Dr. Edward Kissi, Associate Professor of History at the Department of Africana Studies at the University of South Florida, will present “Beyond the Holocaust: A Comparative Interpretation of Genocide and Mass Murder in Cambodia, Rwanda, and Darfur.”
Monday 3 October at 7:00-9:00pm, in Ted Daigle Auditorium
This public lecture is jointly sponsored by the History Department at St. Thomas University and the Atlantic Human Rights Center. The Annual History Lecture/Vigod Memorial Lecture will offer an opportunity to reflect on interdisciplinary themes central to liberal arts education. The Vigod Memorial Lecture, named in honor of Dr. Bernie Vigod, focuses on Human Rights issues, while the Annual History Lecture explores World History themes. Dr. Kissi’s presentation will bring together both of these important topics.
For scholars of genocide, the tragedies in Cambodia, Rwanda, and Darfur are particularly instructive.

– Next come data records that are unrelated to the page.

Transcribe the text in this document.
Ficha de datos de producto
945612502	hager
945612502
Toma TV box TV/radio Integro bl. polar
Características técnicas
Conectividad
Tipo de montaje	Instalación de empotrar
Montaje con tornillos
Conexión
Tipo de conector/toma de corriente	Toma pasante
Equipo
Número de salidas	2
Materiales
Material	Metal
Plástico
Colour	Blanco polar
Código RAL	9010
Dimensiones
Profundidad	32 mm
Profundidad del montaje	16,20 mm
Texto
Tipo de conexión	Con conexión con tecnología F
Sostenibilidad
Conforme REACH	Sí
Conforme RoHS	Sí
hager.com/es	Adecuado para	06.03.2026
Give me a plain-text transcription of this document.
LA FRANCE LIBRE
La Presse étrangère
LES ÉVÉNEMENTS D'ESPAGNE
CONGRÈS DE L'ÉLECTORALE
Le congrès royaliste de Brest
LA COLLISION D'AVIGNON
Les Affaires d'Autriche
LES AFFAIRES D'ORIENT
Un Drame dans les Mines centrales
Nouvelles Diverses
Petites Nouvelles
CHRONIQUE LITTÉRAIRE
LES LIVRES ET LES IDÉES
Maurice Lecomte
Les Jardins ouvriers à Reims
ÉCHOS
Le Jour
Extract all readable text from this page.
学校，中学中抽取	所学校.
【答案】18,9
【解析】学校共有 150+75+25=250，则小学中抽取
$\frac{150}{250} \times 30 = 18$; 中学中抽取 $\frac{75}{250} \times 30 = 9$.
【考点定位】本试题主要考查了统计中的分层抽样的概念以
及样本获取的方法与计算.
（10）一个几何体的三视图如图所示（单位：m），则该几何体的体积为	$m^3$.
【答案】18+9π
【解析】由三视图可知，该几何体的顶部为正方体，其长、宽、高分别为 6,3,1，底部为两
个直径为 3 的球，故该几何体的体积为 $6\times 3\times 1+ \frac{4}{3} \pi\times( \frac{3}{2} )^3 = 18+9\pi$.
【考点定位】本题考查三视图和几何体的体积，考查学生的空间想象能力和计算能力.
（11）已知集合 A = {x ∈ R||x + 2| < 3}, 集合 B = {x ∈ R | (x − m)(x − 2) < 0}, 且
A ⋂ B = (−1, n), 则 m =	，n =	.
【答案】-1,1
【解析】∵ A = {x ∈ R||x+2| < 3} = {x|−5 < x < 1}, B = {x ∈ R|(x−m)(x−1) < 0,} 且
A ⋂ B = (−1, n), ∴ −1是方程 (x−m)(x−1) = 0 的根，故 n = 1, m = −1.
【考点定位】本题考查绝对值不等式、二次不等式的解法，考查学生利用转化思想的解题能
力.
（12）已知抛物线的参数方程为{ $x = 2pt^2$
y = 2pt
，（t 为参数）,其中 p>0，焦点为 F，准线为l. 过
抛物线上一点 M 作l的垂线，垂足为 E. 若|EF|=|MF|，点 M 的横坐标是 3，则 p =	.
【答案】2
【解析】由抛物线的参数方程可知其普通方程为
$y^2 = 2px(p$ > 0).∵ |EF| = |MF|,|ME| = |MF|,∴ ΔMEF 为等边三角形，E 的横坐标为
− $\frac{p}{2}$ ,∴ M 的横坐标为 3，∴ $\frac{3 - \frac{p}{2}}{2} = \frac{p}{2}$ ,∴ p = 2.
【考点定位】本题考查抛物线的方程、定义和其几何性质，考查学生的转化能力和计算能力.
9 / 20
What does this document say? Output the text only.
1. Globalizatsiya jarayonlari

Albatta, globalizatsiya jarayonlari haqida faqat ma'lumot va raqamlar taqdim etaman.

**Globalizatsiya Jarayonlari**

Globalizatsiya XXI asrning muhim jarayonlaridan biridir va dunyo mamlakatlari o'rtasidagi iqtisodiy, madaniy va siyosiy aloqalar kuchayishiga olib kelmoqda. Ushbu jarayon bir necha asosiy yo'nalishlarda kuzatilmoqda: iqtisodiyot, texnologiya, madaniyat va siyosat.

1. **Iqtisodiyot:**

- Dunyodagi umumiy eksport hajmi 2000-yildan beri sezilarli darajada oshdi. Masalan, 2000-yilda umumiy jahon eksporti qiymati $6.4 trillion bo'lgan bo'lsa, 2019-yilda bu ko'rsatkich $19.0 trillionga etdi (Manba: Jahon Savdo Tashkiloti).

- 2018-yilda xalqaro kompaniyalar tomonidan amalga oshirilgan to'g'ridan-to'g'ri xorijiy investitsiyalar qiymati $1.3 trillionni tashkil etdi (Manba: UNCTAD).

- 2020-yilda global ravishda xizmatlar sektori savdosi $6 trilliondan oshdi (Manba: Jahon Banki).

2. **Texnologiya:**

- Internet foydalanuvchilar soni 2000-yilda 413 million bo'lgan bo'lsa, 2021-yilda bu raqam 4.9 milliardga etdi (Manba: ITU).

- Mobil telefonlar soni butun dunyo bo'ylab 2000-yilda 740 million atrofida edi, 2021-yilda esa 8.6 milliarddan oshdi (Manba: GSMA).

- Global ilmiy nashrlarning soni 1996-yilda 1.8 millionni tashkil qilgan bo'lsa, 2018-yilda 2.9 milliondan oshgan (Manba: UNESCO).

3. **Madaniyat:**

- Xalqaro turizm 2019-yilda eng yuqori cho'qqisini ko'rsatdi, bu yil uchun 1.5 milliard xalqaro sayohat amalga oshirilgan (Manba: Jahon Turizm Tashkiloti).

The genocide in Cambodia was ideological, Rwanda’s was ethnic, and in Darfur is a convergence of factors in which desertification, government counterinsurgency and policy of “Arabism” have undermined the traditional coexistence between pastoralists and farmers. Dr. Kissi’s lecture will shed light on the need to go beyond a Holocaust-based typology for the study of contemporary genocides, as well as on the need to approach each genocide in terms of its global as well as distinctly local dimensions. A nuanced analysis of the three case studies will demonstrate a fine line between the crime of genocide and other forms of mass atrocities, a critical distinction at a time when genocide and mass murder have become interchangeable words in many circles.
Dr. Edward Kissi is historian of comparative genocide, who has published widely in the leading genocide journals and Africanist journals. His well-received book, Revolution and Genocide in Ethiopia and Cambodia, was published in 2006 by Lexington Books.